O-Ton Wolfgang Richter aus der Reportage: "Die Chaoten sind unten durch die Tür eingedrungen! Ich habe schon telefoniert, die Polizeiinspektion Lütten Klein hat es nicht begriffen, die haben es nicht begriffen, was hier vorgeht!"

Katrin Heise: So der damalige Ausländerbeauftragte in Rostock, Wolfgang Richter. Er hatte dieses Amt damals gerade mal seit einem Jahr inne. Wolfgang Richter ist jetzt am Telefon. Ich grüße Sie, Herr Richter!

Wolfgang Richter: Ich grüße Sie, Frau Heise!

Heise: Man hörte eben Ihre äußerste Not und Verzweiflung. Was geht Ihnen, wenn Sie das jetzt so nach 20 Jahren wieder hören, was geht Ihnen da durch den Kopf?

Richter: Dann sind die Bilder von damals wieder da. Und es war genau dieser Moment, wo uns klar geworden ist: Von Polizei, von Feuerwehr können wir keine Hilfe bekommen, wenn wir uns aus diesem brennenden Haus befreien wollen, dann können wir es nur selber tun. Und der einzige Weg, der für uns offen war, war der zum Dach hoch, um dann eben über das lange Wohnblockdach aus diesem brennenden Bereich fliehen zu können.

Heise: Das war lebensgefährlich. Die 150 Vietnamesen, denen die Angriffe ja galten, mit denen Sie im Haus waren, die hatten ja teilweise seit Jahren in der DDR gearbeitet, waren auch sozusagen Nachbarn, wenn auch abgeschottete Nachbarn. Wie haben die reagiert?

Richter: Es war für sie erst einmal unverständlich, als am Sonnabend diese Gewalt losbrach. Weil das Problem war ja die völlig überfüllte zentral Anlaufstelle für Flüchtlinge, die Flüchtlinge, die auf der Wiese lagern mussten, bevor sie ihren Asylantrag stellen konnten. Und immer kam so ein Nachsatz von Anwohnern, die zum Teil auch übelste rassistische Beschimpfungen gegenüber den Flüchtlingen aus Rumänien, den Roma, hatten: "Aber die Vietnamesen meinen wir nicht". Und in dem Moment, als der erste Stein am Sonnabend flog, flog dieser Stein in das Wohnheim der Vietnamesen, weil das einfach in der Hauptangriffsrichtung lag. Und von diesem Moment an waren die Vietnamesen im Zentrum der Gewalt.

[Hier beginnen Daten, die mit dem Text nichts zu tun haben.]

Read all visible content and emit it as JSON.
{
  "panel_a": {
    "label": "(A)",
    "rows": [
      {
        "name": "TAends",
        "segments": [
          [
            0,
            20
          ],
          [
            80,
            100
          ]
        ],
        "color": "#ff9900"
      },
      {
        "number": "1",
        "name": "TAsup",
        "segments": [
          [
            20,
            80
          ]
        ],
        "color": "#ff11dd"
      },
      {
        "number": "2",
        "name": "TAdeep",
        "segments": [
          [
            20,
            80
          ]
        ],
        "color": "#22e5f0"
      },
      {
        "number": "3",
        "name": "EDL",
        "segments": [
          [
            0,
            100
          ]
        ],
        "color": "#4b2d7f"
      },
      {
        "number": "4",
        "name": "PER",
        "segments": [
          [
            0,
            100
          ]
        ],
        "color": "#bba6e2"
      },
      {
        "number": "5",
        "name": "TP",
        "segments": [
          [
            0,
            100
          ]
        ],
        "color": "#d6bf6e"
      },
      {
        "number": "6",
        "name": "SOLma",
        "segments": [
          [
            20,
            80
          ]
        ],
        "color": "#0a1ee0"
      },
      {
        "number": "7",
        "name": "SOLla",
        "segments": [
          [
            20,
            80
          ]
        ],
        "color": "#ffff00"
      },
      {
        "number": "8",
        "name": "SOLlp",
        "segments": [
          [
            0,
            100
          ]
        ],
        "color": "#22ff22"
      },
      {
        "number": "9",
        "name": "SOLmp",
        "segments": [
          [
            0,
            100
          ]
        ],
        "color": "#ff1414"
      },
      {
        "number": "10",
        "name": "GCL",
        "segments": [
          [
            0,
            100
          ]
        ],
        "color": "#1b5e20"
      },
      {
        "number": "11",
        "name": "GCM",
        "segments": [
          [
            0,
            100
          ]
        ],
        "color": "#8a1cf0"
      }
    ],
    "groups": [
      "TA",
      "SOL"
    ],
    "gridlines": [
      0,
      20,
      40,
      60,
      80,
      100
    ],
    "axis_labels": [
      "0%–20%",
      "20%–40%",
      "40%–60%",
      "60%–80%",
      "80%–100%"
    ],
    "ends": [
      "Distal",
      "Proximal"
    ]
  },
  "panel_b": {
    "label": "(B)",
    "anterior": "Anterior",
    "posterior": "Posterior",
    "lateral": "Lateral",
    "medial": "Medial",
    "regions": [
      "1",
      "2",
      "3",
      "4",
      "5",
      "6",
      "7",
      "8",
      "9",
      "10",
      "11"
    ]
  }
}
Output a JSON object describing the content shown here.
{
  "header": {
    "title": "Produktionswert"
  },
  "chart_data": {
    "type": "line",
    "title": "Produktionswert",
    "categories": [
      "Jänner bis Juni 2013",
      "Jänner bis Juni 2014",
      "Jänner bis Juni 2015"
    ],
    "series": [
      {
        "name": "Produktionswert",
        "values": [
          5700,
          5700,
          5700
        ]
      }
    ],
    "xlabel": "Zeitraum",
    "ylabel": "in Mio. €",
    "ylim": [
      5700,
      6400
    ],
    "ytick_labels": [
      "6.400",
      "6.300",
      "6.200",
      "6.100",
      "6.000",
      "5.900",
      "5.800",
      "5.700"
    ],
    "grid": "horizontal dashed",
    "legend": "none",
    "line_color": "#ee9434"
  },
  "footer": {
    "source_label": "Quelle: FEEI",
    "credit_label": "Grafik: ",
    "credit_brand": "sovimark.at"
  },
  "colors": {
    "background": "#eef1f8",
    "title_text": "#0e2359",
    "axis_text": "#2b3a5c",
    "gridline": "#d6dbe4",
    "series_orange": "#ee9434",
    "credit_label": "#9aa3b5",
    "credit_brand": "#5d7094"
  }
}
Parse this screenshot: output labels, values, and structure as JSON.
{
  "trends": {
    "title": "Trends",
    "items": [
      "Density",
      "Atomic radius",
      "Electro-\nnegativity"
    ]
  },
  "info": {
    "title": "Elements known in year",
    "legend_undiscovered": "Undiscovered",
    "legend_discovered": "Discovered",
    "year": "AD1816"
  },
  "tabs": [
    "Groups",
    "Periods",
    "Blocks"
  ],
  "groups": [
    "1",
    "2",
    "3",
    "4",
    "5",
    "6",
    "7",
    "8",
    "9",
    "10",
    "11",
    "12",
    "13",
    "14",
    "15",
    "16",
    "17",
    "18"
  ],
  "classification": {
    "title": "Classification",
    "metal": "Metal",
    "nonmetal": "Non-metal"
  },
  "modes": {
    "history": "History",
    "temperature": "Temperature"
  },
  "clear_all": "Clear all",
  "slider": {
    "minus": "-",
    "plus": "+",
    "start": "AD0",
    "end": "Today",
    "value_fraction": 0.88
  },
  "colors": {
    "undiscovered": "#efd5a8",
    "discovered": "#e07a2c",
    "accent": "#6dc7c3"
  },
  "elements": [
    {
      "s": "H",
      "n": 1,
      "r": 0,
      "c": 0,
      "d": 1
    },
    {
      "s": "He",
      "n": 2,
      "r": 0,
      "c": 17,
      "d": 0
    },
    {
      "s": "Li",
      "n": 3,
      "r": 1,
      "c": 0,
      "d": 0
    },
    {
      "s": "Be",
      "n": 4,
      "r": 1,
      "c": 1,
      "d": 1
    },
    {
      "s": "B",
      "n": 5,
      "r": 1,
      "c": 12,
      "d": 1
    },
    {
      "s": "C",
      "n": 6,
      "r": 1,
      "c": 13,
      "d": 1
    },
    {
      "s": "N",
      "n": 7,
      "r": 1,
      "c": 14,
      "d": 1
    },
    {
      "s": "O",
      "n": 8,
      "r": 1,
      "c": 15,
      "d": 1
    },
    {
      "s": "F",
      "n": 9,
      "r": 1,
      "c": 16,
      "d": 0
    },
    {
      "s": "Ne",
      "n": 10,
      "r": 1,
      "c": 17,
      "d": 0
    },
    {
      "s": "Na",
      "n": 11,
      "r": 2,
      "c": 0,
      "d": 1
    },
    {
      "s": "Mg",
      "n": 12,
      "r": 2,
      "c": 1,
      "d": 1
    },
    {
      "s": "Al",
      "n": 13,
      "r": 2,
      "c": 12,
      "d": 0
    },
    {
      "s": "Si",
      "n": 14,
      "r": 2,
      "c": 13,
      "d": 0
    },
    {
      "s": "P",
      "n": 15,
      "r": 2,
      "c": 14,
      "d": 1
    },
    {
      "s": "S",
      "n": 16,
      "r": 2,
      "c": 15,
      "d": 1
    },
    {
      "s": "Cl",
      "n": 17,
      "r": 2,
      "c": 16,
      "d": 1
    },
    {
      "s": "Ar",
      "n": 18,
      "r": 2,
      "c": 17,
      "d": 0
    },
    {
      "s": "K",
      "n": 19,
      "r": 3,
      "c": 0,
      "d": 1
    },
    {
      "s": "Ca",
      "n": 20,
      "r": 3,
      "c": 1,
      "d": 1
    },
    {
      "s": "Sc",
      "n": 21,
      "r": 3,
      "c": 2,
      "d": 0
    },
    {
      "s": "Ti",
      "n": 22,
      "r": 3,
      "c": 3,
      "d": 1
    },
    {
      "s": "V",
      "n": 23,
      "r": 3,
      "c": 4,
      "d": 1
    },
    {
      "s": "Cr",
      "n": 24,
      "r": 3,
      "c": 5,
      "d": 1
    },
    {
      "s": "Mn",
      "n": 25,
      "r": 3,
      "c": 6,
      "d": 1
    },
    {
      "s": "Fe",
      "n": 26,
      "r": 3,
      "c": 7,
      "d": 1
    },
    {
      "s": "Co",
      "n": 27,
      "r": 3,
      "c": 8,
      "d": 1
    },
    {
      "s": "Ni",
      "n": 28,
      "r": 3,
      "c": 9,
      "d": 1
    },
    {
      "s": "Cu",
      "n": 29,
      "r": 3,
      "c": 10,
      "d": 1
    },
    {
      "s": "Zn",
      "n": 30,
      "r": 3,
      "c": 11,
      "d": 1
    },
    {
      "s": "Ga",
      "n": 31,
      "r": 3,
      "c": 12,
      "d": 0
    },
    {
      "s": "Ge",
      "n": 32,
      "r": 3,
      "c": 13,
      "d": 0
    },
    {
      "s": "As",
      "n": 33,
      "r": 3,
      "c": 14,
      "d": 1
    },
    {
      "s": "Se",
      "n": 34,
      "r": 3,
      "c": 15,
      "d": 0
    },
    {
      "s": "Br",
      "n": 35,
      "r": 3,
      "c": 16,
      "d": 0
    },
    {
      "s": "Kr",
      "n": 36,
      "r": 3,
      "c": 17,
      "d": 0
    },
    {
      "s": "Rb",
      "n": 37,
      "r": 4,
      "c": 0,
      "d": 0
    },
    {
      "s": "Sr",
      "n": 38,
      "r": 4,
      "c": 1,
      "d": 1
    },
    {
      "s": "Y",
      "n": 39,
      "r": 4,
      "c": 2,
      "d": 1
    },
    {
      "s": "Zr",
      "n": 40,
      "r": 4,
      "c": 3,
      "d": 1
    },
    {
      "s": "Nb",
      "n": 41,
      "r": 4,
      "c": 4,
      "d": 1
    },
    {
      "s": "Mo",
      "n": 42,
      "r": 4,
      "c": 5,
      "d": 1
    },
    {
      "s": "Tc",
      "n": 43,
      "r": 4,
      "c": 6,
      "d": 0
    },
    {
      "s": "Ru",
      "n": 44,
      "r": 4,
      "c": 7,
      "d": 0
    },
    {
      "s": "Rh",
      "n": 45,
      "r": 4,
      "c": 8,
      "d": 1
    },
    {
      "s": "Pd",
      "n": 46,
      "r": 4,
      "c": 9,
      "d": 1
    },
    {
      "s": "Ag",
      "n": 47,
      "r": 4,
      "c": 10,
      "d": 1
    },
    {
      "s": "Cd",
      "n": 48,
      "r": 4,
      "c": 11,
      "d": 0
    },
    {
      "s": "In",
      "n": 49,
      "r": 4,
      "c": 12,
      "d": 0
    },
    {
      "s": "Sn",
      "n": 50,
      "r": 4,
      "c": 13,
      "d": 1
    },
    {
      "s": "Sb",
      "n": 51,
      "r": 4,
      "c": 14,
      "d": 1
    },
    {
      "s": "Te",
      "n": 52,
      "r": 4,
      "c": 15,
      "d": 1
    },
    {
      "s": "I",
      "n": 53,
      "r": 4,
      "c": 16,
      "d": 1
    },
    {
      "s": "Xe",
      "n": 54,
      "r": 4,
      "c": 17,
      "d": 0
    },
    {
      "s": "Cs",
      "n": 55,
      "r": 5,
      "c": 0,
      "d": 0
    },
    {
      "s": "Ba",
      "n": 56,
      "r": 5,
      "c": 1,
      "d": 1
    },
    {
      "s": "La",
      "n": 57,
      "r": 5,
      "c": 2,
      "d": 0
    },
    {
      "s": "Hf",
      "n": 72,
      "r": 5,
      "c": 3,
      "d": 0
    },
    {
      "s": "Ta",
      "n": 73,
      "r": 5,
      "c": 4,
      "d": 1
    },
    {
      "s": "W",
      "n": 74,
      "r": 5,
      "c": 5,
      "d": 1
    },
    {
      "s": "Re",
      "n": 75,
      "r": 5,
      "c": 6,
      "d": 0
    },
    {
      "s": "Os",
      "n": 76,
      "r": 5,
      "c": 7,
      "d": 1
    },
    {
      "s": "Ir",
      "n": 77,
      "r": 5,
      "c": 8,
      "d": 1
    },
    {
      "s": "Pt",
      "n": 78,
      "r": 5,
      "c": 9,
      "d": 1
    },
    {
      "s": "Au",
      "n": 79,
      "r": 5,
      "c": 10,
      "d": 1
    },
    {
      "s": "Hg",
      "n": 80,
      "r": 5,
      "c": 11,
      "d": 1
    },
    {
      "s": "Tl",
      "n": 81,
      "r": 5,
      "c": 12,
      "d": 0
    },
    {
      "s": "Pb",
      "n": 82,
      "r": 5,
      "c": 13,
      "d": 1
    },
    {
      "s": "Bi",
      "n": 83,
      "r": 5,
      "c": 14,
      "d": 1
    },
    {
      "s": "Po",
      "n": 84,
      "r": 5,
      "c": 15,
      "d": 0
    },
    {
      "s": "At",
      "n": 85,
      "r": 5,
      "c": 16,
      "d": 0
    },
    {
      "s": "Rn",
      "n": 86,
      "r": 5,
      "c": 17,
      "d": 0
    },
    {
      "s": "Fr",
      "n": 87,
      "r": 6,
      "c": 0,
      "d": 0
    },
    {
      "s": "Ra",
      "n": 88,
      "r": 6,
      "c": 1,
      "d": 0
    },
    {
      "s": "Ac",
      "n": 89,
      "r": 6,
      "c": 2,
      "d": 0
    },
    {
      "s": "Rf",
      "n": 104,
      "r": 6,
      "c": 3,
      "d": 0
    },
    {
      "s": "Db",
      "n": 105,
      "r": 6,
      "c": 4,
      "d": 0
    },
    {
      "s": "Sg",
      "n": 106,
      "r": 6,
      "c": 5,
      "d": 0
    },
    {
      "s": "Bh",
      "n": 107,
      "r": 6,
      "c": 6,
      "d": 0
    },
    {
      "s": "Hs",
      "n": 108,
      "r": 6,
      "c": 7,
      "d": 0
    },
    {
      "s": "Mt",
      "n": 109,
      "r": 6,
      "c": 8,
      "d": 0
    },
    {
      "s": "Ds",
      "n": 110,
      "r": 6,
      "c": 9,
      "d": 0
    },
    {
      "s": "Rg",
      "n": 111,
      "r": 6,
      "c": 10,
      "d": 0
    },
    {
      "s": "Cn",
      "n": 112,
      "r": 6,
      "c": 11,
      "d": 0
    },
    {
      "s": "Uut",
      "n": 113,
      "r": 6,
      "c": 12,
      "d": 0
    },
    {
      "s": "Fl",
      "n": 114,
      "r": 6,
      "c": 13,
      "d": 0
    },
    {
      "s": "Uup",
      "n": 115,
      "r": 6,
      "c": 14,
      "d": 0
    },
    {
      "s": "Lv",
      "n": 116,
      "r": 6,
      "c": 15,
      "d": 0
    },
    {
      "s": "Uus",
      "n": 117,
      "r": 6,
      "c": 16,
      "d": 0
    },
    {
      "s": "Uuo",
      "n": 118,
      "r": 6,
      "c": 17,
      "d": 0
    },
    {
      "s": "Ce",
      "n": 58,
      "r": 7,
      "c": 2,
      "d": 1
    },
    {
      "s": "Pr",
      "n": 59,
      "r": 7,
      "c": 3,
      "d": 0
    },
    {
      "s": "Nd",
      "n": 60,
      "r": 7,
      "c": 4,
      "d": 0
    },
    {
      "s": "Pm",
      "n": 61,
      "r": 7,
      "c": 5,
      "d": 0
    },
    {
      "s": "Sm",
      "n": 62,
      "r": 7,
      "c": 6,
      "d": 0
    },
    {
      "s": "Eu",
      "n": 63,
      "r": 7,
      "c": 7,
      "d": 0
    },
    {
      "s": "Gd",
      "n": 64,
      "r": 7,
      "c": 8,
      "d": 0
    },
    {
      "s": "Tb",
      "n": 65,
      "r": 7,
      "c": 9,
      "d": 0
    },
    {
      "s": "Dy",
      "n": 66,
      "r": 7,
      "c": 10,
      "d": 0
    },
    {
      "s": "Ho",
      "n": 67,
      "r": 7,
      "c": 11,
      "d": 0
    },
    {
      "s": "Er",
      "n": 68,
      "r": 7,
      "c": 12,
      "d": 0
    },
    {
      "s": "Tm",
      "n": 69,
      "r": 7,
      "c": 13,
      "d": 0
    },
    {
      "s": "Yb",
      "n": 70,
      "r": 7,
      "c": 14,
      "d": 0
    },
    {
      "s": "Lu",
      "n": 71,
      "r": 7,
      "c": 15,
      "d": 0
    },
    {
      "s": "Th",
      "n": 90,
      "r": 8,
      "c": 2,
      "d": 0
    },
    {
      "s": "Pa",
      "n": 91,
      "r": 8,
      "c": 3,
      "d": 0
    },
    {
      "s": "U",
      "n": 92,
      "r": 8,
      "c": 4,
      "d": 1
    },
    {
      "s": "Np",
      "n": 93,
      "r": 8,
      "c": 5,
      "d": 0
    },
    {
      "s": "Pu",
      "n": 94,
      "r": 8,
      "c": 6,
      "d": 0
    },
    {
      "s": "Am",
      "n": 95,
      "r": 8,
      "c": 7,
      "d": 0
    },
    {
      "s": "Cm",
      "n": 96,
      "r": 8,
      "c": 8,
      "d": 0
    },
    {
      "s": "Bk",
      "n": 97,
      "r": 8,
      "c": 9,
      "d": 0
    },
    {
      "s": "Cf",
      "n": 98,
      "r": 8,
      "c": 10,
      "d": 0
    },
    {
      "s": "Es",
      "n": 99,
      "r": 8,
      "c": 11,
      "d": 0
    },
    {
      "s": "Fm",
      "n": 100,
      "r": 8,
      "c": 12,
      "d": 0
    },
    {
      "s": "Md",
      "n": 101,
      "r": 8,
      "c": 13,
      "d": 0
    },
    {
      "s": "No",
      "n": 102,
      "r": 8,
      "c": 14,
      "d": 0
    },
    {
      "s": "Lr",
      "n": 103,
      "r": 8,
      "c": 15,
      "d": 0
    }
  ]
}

Heise: Mich interessiert die Rolle der Polizei. Sie haben es ja eben auch angesprochen. In dem Ausschnitt, den wir gehört haben: "Sie haben das nicht begriffen, was hier vorgeht". Haben die das wirklich nicht begriffen oder hatten sie die Order, die Augen zu schließen?

Richter: Es ist bis heute einiges völlig unklar und unverständlich geblieben. Und in jener dritten Nacht, als wir dann alleine im Haus waren, ich in der Situation, wo unten bereits die Gewalttäter eingedrungen waren, wo das Haus unten schon brannte, mit der Polizeistation, der Einsatzleitung telefoniert habe, und dieser Beamte mich immer gefragt hat, ob denn das Feuer so schlimm wäre, dass die Feuerwehr kommen müsse. Das eben nach zwei Gewaltnächten, die wir dort schon erlebt haben, ist das also für mich völlig unvorstellbar.

Ich kann jetzt keine Theorie konstruieren, zu sagen, also man hat es bewusst so zuspitzen lassen, um den Asylkompromiss und die Grundgesetzänderung durchzubekommen, um die SPD zur Grundgesetzänderung zu zwingen. Aber ich glaube, dafür hätte man diese dritte Nacht überhaupt nicht mehr gebraucht. Der Sonnabend und der Sonntag waren so voller Gewalttätigkeit gegen Asylsuchende, dass das alleine für die Argumentation schon völlig ausgereicht hätte.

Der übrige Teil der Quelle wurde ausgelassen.